Il sort son livre en 2018, en auto-édition. En même temps, il fait réaliser un film d’animation avec les planches de la BD et le présente lors d’un ciné-concert au Krakatoa en décembre 2019. Une tournée d’une vingtaine de dates est prévue, vite abandonnée en raison de la pandémie de Covid. À ce jour, Di Vin Sang s’est vendu à 5 500 exemplaires.
Contes et légendes du bordelais
Décidé à garder le contrôle sur sa technique de dessin au vin rouge, Mauro Ceballos a fait déposer un brevet. Il travaille actuellement à l’élaboration d’un nouveau projet qui devrait voir le jour en septembre.

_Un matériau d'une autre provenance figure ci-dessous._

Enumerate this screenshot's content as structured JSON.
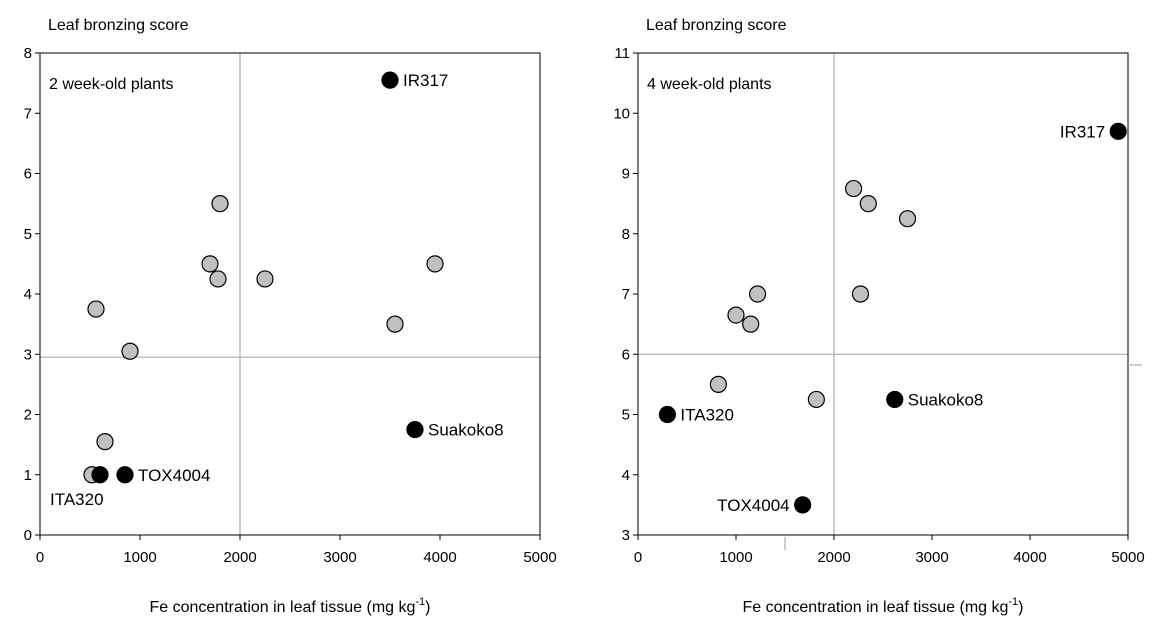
{
  "chart_data": [
    {
      "type": "scatter",
      "title": "",
      "panel_label": "2 week-old plants",
      "ylabel": "Leaf bronzing score",
      "xlabel": "Fe concentration in leaf tissue (mg kg",
      "xlabel_sup": "-1",
      "xlabel_suffix": ")",
      "xlim": [
        0,
        5000
      ],
      "ylim": [
        0,
        8
      ],
      "xticks": [
        "0",
        "1000",
        "2000",
        "3000",
        "4000",
        "5000"
      ],
      "yticks": [
        "0",
        "1",
        "2",
        "3",
        "4",
        "5",
        "6",
        "7",
        "8"
      ],
      "reference_lines": {
        "x": 2000,
        "y": 2.95
      },
      "series": [
        {
          "color": "#c0c0c0",
          "points": [
            {
              "x": 520,
              "y": 1.0
            },
            {
              "x": 650,
              "y": 1.55
            },
            {
              "x": 560,
              "y": 3.75
            },
            {
              "x": 900,
              "y": 3.05
            },
            {
              "x": 1700,
              "y": 4.5
            },
            {
              "x": 1780,
              "y": 4.25
            },
            {
              "x": 1800,
              "y": 5.5
            },
            {
              "x": 2250,
              "y": 4.25
            },
            {
              "x": 3550,
              "y": 3.5
            },
            {
              "x": 3950,
              "y": 4.5
            }
          ]
        },
        {
          "color": "#000000",
          "points": [
            {
              "x": 600,
              "y": 1.0,
              "label": "ITA320",
              "label_pos": "below-left"
            },
            {
              "x": 850,
              "y": 1.0,
              "label": "TOX4004",
              "label_pos": "right"
            },
            {
              "x": 3500,
              "y": 7.55,
              "label": "IR317",
              "label_pos": "right"
            },
            {
              "x": 3750,
              "y": 1.75,
              "label": "Suakoko8",
              "label_pos": "right"
            }
          ]
        }
      ]
    },
    {
      "type": "scatter",
      "title": "",
      "panel_label": "4 week-old plants",
      "ylabel": "Leaf bronzing score",
      "xlabel": "Fe concentration in leaf tissue (mg kg",
      "xlabel_sup": "-1",
      "xlabel_suffix": ")",
      "xlim": [
        0,
        5000
      ],
      "ylim": [
        3,
        11
      ],
      "xticks": [
        "0",
        "1000",
        "2000",
        "3000",
        "4000",
        "5000"
      ],
      "yticks": [
        "3",
        "4",
        "5",
        "6",
        "7",
        "8",
        "9",
        "10",
        "11"
      ],
      "reference_lines": {
        "x": 2000,
        "y": 6.0
      },
      "series": [
        {
          "color": "#c0c0c0",
          "points": [
            {
              "x": 820,
              "y": 5.5
            },
            {
              "x": 1000,
              "y": 6.65
            },
            {
              "x": 1150,
              "y": 6.5
            },
            {
              "x": 1220,
              "y": 7.0
            },
            {
              "x": 1820,
              "y": 5.25
            },
            {
              "x": 2200,
              "y": 8.75
            },
            {
              "x": 2350,
              "y": 8.5
            },
            {
              "x": 2270,
              "y": 7.0
            },
            {
              "x": 2750,
              "y": 8.25
            }
          ]
        },
        {
          "color": "#000000",
          "points": [
            {
              "x": 300,
              "y": 5.0,
              "label": "ITA320",
              "label_pos": "right"
            },
            {
              "x": 1680,
              "y": 3.5,
              "label": "TOX4004",
              "label_pos": "left"
            },
            {
              "x": 2620,
              "y": 5.25,
              "label": "Suakoko8",
              "label_pos": "right"
            },
            {
              "x": 4900,
              "y": 9.7,
              "label": "IR317",
              "label_pos": "left"
            }
          ]
        }
      ]
    }
  ]
}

« C’est une amie mexicaine qui m’a ramené ça, explique-t-il, tirant de son bureau une toute petit BD toute déchirée tenant dans la paume de la main. Ce sont des petits livres pas chers du tout, ça devait coûter 10 centimes à peine, qui se vendaient au Mexique dans les années 1970. »
Il n’en faut pas plus pour piquer au vif le dessinateur, qui ressort alors de sa bibliothèque un ouvrage de contes et légendes du vignoble bordelais. Au nombre de douze dans le recueil, il va d’abord commencer par en adapter un, celui de La montagne des Graves, et devrait le présenter en septembre au domaine le Trébuchet, qui finance le projet. De quoi occuper pendant quelques temps l’esprit débordant de Mauro Ceballos.
En attendant il continue de peindre. Il expose en ce moment quelques unes de ses œuvres au Resto Chilien, rue Elie-Gintrac, jusqu’en septembre prochain. Il travaille ponctuellement sur d’autres projets, comme celui de la façade de la mairie de Bordeaux, parée de la devise Liberté Egalité Fraternité.